Apache Hive is a data warehouse software project built on top of Apache Hadoop for providing data summarization, query and analysis. Hive gives an SQL-like interface to query data stored in various databases and file systems that integrate with Hadoop.

Splunk turns machine data into answers with the leading platform to tackle the toughest IT, IoT and security challenges.

Tuesday, 27 March 2018

Machine Learning

Predictive analytics uses various statistical techniques such as, machine learning to analyze collected data for patterns or trends to forecast future events. Machine learning uses predictive models that learn from existing data to forecast future behaviors, outcomes, and trends.

Machine Learning libraries enable data scientists to use dozens of algorithms, each with their strengths and weaknesses. Download the machine learning algorithm cheat sheet to help identify how to choose a machine learning algorithm.

Saturday, 24 March 2018

SQL Relay Session Submission Open

SQLRelay session submission is open https://sessionize.com/sqlrelay2018/. Please submit a session to this travelling conference. Speakers can present at a single or multiple events, it's up to you.

We are running 5 events in the same week in 2018, Monday to Friday, covering 5 different cities within the UK.

    Mon 8 Oct - Newcastle
    Tue 9 Oct - Leeds
    Wed 10 Oct - Birmingham
    Thu 11 Oct - Reading
    Fri 12 Oct - Bristol

We cover a broad range of topics at different levels, from SQL Server DBA to Advanced Analytics in Azure, taking in all aspects of the Microsoft Data Platform. 

Friday, 16 March 2018

Big Data LDN Keynotes

The 2018 opening  keynotes of Big Data LDN have been announced.

Jay Kreps and Michael Stonebraker will be delivering the two opening keynotes.

Jay Kreps, opens the event on day 1, Tuesday 13th November.
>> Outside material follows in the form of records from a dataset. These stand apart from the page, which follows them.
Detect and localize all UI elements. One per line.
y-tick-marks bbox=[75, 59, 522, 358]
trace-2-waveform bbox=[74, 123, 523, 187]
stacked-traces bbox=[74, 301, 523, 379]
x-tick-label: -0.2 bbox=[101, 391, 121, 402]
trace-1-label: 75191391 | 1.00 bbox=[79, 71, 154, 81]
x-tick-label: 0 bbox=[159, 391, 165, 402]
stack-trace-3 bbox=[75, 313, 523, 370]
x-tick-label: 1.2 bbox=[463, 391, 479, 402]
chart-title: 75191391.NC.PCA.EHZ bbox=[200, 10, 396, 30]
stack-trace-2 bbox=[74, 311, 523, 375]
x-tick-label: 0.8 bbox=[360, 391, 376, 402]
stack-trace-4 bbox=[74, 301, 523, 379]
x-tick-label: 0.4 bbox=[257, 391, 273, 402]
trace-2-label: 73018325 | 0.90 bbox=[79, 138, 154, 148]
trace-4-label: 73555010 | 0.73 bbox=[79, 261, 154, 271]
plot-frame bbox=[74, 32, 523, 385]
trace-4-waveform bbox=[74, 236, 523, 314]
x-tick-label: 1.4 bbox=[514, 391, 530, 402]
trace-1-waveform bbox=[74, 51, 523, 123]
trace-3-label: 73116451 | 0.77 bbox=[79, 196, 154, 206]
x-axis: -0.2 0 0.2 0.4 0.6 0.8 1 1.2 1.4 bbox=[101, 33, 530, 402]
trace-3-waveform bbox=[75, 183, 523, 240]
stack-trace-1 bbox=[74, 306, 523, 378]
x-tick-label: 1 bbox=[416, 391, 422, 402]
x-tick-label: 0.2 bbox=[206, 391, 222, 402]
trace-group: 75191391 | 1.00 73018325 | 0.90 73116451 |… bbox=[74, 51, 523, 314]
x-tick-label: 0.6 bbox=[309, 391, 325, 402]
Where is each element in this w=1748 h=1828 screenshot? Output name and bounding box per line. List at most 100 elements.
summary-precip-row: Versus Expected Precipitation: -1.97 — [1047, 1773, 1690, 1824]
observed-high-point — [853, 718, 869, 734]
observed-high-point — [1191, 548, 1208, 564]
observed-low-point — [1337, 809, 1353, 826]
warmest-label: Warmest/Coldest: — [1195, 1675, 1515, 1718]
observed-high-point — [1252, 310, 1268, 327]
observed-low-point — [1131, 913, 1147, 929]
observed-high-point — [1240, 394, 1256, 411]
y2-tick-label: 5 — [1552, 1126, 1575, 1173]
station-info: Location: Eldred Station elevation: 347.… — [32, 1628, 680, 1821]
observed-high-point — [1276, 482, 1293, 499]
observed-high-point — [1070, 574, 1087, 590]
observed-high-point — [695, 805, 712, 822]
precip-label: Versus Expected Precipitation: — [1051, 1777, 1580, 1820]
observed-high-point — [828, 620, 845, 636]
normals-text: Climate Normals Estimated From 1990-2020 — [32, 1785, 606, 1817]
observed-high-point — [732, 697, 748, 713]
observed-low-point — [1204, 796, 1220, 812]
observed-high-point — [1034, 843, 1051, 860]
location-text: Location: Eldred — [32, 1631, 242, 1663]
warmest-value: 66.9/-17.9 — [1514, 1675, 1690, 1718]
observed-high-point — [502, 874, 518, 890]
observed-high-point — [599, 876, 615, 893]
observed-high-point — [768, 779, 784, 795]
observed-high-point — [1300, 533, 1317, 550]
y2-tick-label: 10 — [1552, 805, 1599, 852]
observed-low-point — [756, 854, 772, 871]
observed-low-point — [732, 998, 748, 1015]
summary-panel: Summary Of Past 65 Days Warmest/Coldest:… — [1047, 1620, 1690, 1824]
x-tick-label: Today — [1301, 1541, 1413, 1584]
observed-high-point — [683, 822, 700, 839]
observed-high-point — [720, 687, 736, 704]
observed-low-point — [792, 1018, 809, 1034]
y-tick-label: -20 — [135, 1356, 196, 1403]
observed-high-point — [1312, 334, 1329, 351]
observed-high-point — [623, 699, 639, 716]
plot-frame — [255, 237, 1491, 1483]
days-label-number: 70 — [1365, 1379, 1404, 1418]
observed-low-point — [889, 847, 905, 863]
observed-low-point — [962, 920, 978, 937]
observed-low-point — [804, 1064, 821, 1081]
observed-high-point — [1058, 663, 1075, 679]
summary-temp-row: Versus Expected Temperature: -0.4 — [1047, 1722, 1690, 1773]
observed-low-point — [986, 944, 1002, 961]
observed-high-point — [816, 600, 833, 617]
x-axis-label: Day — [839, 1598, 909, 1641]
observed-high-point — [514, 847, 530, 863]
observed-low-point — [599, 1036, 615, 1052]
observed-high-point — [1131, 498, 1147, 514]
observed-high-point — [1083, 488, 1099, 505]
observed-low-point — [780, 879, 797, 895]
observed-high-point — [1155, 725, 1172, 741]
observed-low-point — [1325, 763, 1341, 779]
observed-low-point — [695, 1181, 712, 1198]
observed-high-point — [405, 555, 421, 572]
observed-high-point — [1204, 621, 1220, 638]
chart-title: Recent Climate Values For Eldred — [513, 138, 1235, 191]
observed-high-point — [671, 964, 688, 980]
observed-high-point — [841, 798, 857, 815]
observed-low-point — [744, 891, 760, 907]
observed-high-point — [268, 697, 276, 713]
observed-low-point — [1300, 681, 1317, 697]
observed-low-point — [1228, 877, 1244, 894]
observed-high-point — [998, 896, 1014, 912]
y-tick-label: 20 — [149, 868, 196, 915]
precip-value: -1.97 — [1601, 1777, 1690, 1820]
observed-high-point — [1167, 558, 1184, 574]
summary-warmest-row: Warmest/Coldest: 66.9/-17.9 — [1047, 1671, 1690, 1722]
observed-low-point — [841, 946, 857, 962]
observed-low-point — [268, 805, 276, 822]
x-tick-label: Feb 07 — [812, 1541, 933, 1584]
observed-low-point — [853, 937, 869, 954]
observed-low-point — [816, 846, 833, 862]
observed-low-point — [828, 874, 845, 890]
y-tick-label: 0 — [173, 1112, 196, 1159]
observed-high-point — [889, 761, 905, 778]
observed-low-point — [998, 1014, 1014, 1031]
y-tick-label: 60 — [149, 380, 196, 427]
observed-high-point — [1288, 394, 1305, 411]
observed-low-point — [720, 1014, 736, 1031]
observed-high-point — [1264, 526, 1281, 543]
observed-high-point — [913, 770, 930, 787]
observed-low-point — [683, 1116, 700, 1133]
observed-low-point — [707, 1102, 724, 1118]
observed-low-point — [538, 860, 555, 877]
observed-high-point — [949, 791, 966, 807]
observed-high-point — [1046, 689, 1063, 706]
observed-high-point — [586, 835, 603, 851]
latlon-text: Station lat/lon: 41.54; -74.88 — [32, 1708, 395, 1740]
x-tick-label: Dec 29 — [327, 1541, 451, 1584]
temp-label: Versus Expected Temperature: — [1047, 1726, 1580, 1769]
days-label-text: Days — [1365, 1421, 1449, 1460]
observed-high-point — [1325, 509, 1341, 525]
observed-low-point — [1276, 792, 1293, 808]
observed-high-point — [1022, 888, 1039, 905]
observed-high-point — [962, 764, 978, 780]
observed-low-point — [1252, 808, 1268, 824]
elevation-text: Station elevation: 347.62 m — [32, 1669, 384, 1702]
The Ex-Lead Architect for Data Infrastructure at LinkedIn, Co-creator of Apache Kafka and Co-founder & CEO of Confluent will take to the stage in the keynote theatre at 09:30.

Michael Stonebraker, the Turing Prize winner, IEEE John von Neumann Medal Holder, Co-founder of Tamr and Professor at MIT will address the keynote theatre at 09:30 on day 2, Wednesday 14th November.

Tuesday, 13 March 2018

Azure Cosmos DB Data Explorer

A new tool is available to use. Data Explorer provides a rich and unified experience for inserting, querying, and managing Azure Cosmos DB data within the Azure portal. The data explorer brings together 3 tools, Document Explorer, Query Explorer, and Script Explorer.

Monday, 12 March 2018

Apache Hive and HDInsight

Apache Hive is a data warehouse system for Hadoop. Hive enables data summarization, querying, and analysis of data. Hive queries are written in HiveQL, which is a query language similar to SQL.  Hive only maintains metadata information about your data stored on HDFS. Apache Spark has built-in functionality for working with Hive and HiveQL can be used to query data stored in HBase. Hive can handle large data sets. The data must have some structure. The query execution can be via Apache TezApache Spark, or MapReduce.

There are two types of tables within Hive.
  • Internal: Data is stored in the Hive data warehouse. The data warehouse is located at /hive/warehouse/ on the default storage for the cluster. This is for mainly temporary data.
  • External: data is stored outside the data warehouse. The data is also used outside of Hive or the data needs to stay in the underlying location

A Hive table consists of a schema stored in the metastore and the data is stored on HDFS. The supported file formats are Text File, SequenceFile, RCFile, Avro Files, ORC Files, Parquet, Custom INPUTFORMAT and OUTPUTFORMAT.

Apache Hive and Hive QL is on Azure HDInsight.